Critics maintained that it was unfair to allow biological boys to compete against biological girls.
In response, the Connecticut Interscholastic Athletic Conference, which oversees high school sports, countered that it adopted its policy for transgender athletes to comply with Obama administration rules and federal court rulings. In a statement, the organization maintained “Connecticut law is clear and students who identify as female are to be recognized as female for all purposes — including high school sports.”
The Education Department didn’t buy it, saying the inclusion of transgender girls infringed on the civl rights of biological girls and violated Title IX, the 1972 federal law that prohibits discrimination in educational programs based on sex.
In its ruling the agency said Connecticut’s policy ultimately “denied female student-athletes athletic benefits and opportunities, including advancing to the finals in events, higher level competitions, awards, medals, recognition, and the possibility of greater visibility to colleges and other benefits.”
Feminists and liberals generally have historically applauded the department’s aggressive action on Title IX to protect women from sexual discrimination.
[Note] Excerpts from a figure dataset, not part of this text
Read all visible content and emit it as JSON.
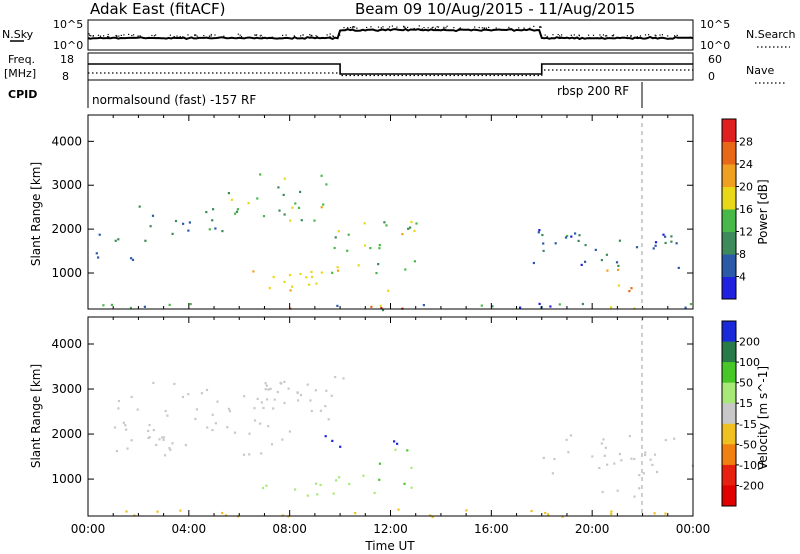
{
  "header": {
    "station": "Adak East (fitACF)",
    "beam_dates": "Beam 09  10/Aug/2015 - 11/Aug/2015"
  },
  "top_strip": {
    "nsky_label": "N.Sky",
    "nsky_ticks": [
      "10^5",
      "10^0"
    ],
    "nsearch_label": "N.Search",
    "nsearch_ticks": [
      "10^5",
      "10^0"
    ],
    "freq_label": "Freq.",
    "freq_unit": "[MHz]",
    "freq_ticks": [
      "18",
      "8"
    ],
    "nave_label": "Nave",
    "nave_ticks": [
      "60",
      "0"
    ],
    "cpid_label": "CPID",
    "cpid_left": "normalsound (fast) -157 RF",
    "cpid_right": "rbsp 200 RF"
  },
  "chart_data": [
    {
      "type": "heatmap",
      "title": "",
      "xlabel": "",
      "ylabel": "Slant Range [km]",
      "xlim": [
        "00:00",
        "00:00"
      ],
      "ylim": [
        180,
        4600
      ],
      "x_tick_labels": [
        "00:00",
        "04:00",
        "08:00",
        "12:00",
        "16:00",
        "20:00",
        "00:00"
      ],
      "y_tick_labels": [
        "1000",
        "2000",
        "3000",
        "4000"
      ],
      "colorbar": {
        "label": "Power [dB]",
        "ticks": [
          "4",
          "8",
          "12",
          "16",
          "20",
          "24",
          "28"
        ],
        "colors": [
          "#2020e0",
          "#2a5aa8",
          "#3d8a5a",
          "#48b848",
          "#e8d818",
          "#f0a020",
          "#e86818",
          "#e02020"
        ]
      },
      "regions": [
        {
          "t0": 0.0,
          "t1": 24.0,
          "r0": 180,
          "r1": 350,
          "value": 10,
          "spread": 14
        },
        {
          "t0": 6.0,
          "t1": 13.0,
          "r0": 180,
          "r1": 300,
          "value": 27,
          "spread": 4
        },
        {
          "t0": 6.5,
          "t1": 12.5,
          "r0": 600,
          "r1": 1100,
          "value": 19,
          "spread": 8
        },
        {
          "t0": 0.0,
          "t1": 2.5,
          "r0": 1300,
          "r1": 1900,
          "value": 8,
          "spread": 6
        },
        {
          "t0": 2.0,
          "t1": 6.0,
          "r0": 1900,
          "r1": 2600,
          "value": 10,
          "spread": 6
        },
        {
          "t0": 5.5,
          "t1": 9.5,
          "r0": 2200,
          "r1": 3300,
          "value": 14,
          "spread": 8
        },
        {
          "t0": 9.5,
          "t1": 13.0,
          "r0": 1000,
          "r1": 2300,
          "value": 15,
          "spread": 9
        },
        {
          "t0": 17.5,
          "t1": 21.5,
          "r0": 1100,
          "r1": 2100,
          "value": 9,
          "spread": 7
        },
        {
          "t0": 20.0,
          "t1": 21.8,
          "r0": 600,
          "r1": 1100,
          "value": 20,
          "spread": 6
        },
        {
          "t0": 21.5,
          "t1": 24.0,
          "r0": 1100,
          "r1": 1900,
          "value": 8,
          "spread": 6
        }
      ]
    },
    {
      "type": "heatmap",
      "title": "",
      "xlabel": "Time UT",
      "ylabel": "Slant Range [km]",
      "xlim": [
        "00:00",
        "00:00"
      ],
      "ylim": [
        180,
        4600
      ],
      "x_tick_labels": [
        "00:00",
        "04:00",
        "08:00",
        "12:00",
        "16:00",
        "20:00",
        "00:00"
      ],
      "y_tick_labels": [
        "1000",
        "2000",
        "3000",
        "4000"
      ],
      "colorbar": {
        "label": "Velocity [m s^-1]",
        "ticks": [
          "200",
          "100",
          "50",
          "15",
          "-15",
          "-50",
          "-100",
          "-200"
        ],
        "colors": [
          "#1a2ad8",
          "#287a48",
          "#48c828",
          "#a8e878",
          "#c8c8c8",
          "#f0c020",
          "#f08010",
          "#e82010",
          "#e00000"
        ]
      },
      "regions": [
        {
          "t0": 0.0,
          "t1": 24.0,
          "r0": 180,
          "r1": 350,
          "value": -50,
          "spread": 20
        },
        {
          "t0": 0.5,
          "t1": 8.0,
          "r0": 1500,
          "r1": 3200,
          "value": -10,
          "spread": 8
        },
        {
          "t0": 7.0,
          "t1": 10.5,
          "r0": 2300,
          "r1": 3300,
          "value": -10,
          "spread": 8
        },
        {
          "t0": 9.0,
          "t1": 12.5,
          "r0": 1700,
          "r1": 2000,
          "value": 180,
          "spread": 20
        },
        {
          "t0": 11.5,
          "t1": 13.0,
          "r0": 800,
          "r1": 1700,
          "value": 60,
          "spread": 15
        },
        {
          "t0": 6.5,
          "t1": 11.5,
          "r0": 600,
          "r1": 1100,
          "value": 30,
          "spread": 25
        },
        {
          "t0": 18.0,
          "t1": 24.0,
          "r0": 1100,
          "r1": 2000,
          "value": -10,
          "spread": 8
        },
        {
          "t0": 20.0,
          "t1": 22.0,
          "r0": 600,
          "r1": 1000,
          "value": -10,
          "spread": 8
        }
      ]
    }
  ]
}
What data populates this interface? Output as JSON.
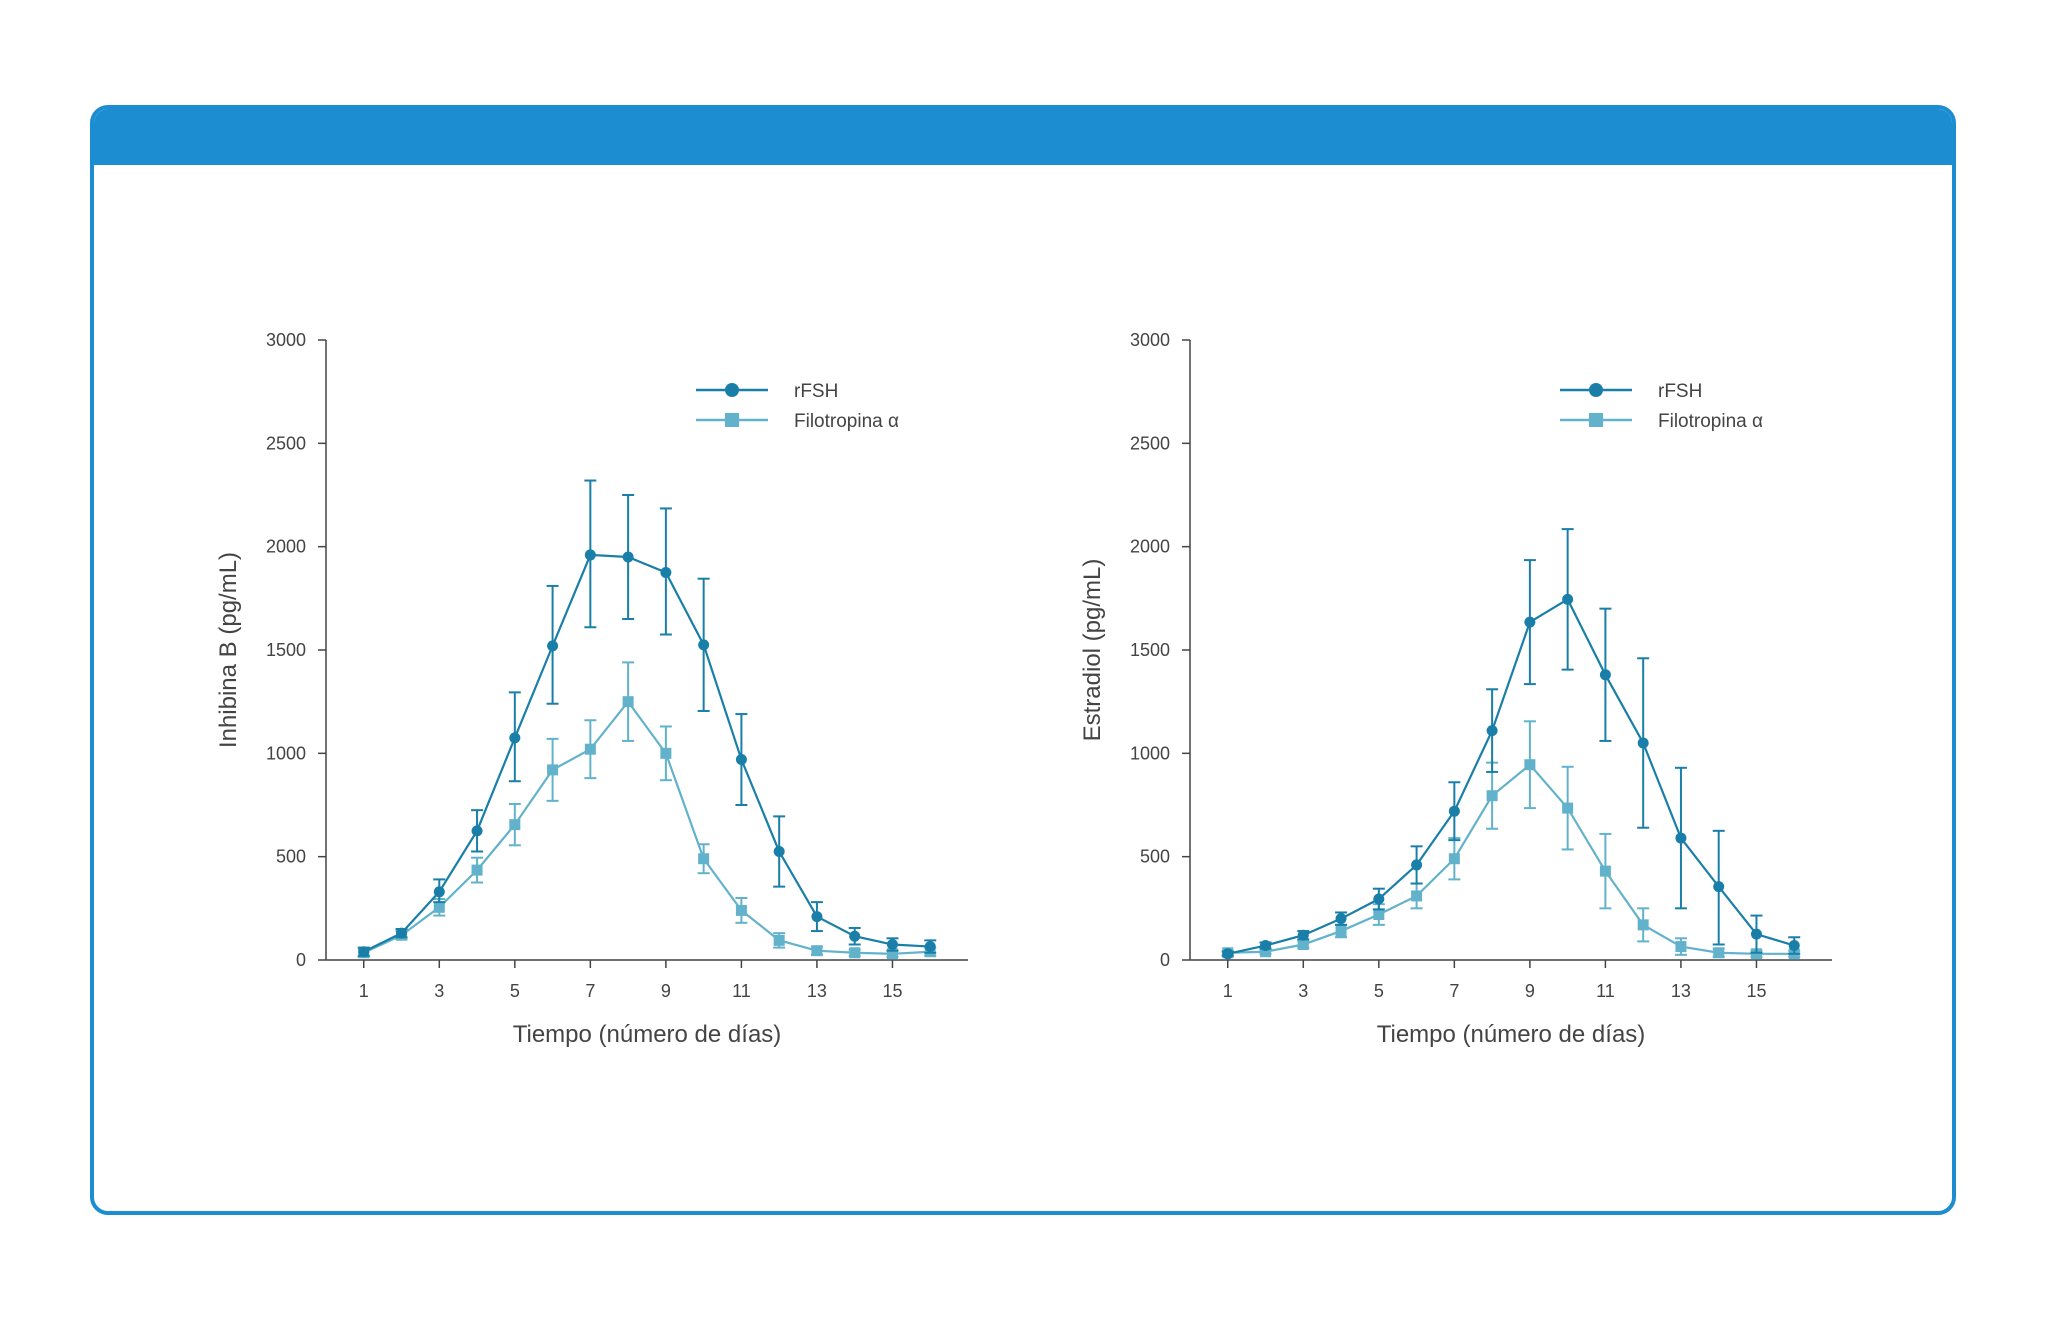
{
  "colors": {
    "frame": "#1b8dd0",
    "rfsh": "#1a7fa8",
    "filotropina": "#62b2cc",
    "axis": "#444444"
  },
  "chart_data": [
    {
      "type": "line",
      "title": "",
      "xlabel": "Tiempo (número de días)",
      "ylabel": "Inhibina B (pg/mL)",
      "xlim": [
        0,
        17
      ],
      "ylim": [
        0,
        3000
      ],
      "xticks": [
        1,
        3,
        5,
        7,
        9,
        11,
        13,
        15
      ],
      "yticks": [
        0,
        500,
        1000,
        1500,
        2000,
        2500,
        3000
      ],
      "legend_position": "top-right",
      "grid": false,
      "series": [
        {
          "name": "rFSH",
          "marker": "circle",
          "x": [
            1,
            2,
            3,
            4,
            5,
            6,
            7,
            8,
            9,
            10,
            11,
            12,
            13,
            14,
            15,
            16
          ],
          "y": [
            40,
            130,
            330,
            625,
            1075,
            1520,
            1960,
            1950,
            1875,
            1525,
            970,
            525,
            210,
            115,
            75,
            65
          ],
          "err_low": [
            20,
            20,
            50,
            100,
            210,
            280,
            350,
            300,
            300,
            320,
            220,
            170,
            70,
            40,
            30,
            30
          ],
          "err_high": [
            20,
            20,
            60,
            100,
            220,
            290,
            360,
            300,
            310,
            320,
            220,
            170,
            70,
            40,
            30,
            30
          ]
        },
        {
          "name": "Filotropina α",
          "marker": "square",
          "x": [
            1,
            2,
            3,
            4,
            5,
            6,
            7,
            8,
            9,
            10,
            11,
            12,
            13,
            14,
            15,
            16
          ],
          "y": [
            35,
            120,
            255,
            435,
            655,
            920,
            1020,
            1250,
            1000,
            490,
            240,
            95,
            45,
            35,
            30,
            40
          ],
          "err_low": [
            20,
            20,
            40,
            60,
            100,
            150,
            140,
            190,
            130,
            70,
            60,
            35,
            20,
            15,
            15,
            20
          ],
          "err_high": [
            20,
            20,
            40,
            60,
            100,
            150,
            140,
            190,
            130,
            70,
            60,
            35,
            20,
            15,
            15,
            20
          ]
        }
      ]
    },
    {
      "type": "line",
      "title": "",
      "xlabel": "Tiempo (número de días)",
      "ylabel": "Estradiol (pg/mL)",
      "xlim": [
        0,
        17
      ],
      "ylim": [
        0,
        3000
      ],
      "xticks": [
        1,
        3,
        5,
        7,
        9,
        11,
        13,
        15
      ],
      "yticks": [
        0,
        500,
        1000,
        1500,
        2000,
        2500,
        3000
      ],
      "legend_position": "top-right",
      "grid": false,
      "series": [
        {
          "name": "rFSH",
          "marker": "circle",
          "x": [
            1,
            2,
            3,
            4,
            5,
            6,
            7,
            8,
            9,
            10,
            11,
            12,
            13,
            14,
            15,
            16
          ],
          "y": [
            30,
            70,
            120,
            200,
            295,
            460,
            720,
            1110,
            1635,
            1745,
            1380,
            1050,
            590,
            355,
            125,
            70
          ],
          "err_low": [
            10,
            15,
            20,
            30,
            50,
            90,
            140,
            200,
            300,
            340,
            320,
            410,
            340,
            280,
            90,
            40
          ],
          "err_high": [
            10,
            15,
            20,
            30,
            50,
            90,
            140,
            200,
            300,
            340,
            320,
            410,
            340,
            270,
            90,
            40
          ]
        },
        {
          "name": "Filotropina α",
          "marker": "square",
          "x": [
            1,
            2,
            3,
            4,
            5,
            6,
            7,
            8,
            9,
            10,
            11,
            12,
            13,
            14,
            15,
            16
          ],
          "y": [
            35,
            40,
            75,
            140,
            220,
            310,
            490,
            795,
            945,
            735,
            430,
            170,
            65,
            35,
            30,
            30
          ],
          "err_low": [
            10,
            10,
            15,
            30,
            50,
            60,
            100,
            160,
            210,
            200,
            180,
            80,
            40,
            20,
            15,
            15
          ],
          "err_high": [
            10,
            10,
            15,
            30,
            50,
            60,
            100,
            160,
            210,
            200,
            180,
            80,
            40,
            20,
            15,
            15
          ]
        }
      ]
    }
  ]
}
That was done by granting broader access to and greater funding for educational programs, especially scholastic sports. “Before Title IX, one in 27 girls played sports. Today that number is two in five,” the Women’s Sports Foundation noted in 2016. “Since 1972, thanks to increased funding and institutional opportunities, there has been a 545% increase in the percentage of women playing college sports and a 990% increase in the percentage of women playing high school sport.”
The Education Department has threatened to strip Connecticut of some federal funding if it fails to reverse the policy.
A spokesperson for a transgender rights group said the decision “represents another attack from the Trump administration on transgender students.” And the issue will continue to be litigated in the courts.
Feminists ought to side with the Trump administration on this issue. As Christiana Holcomb, legal counsel for the Aliance Defending Freedom put it, “Girls shouldn’t be reduced to spectators in their own sports. … Allowing males to compete in the female category isn’t fair, destroys girls’ athletic opportunities, and clearly violates federal law. … That’s the reason we have girls’ sports in the first place.”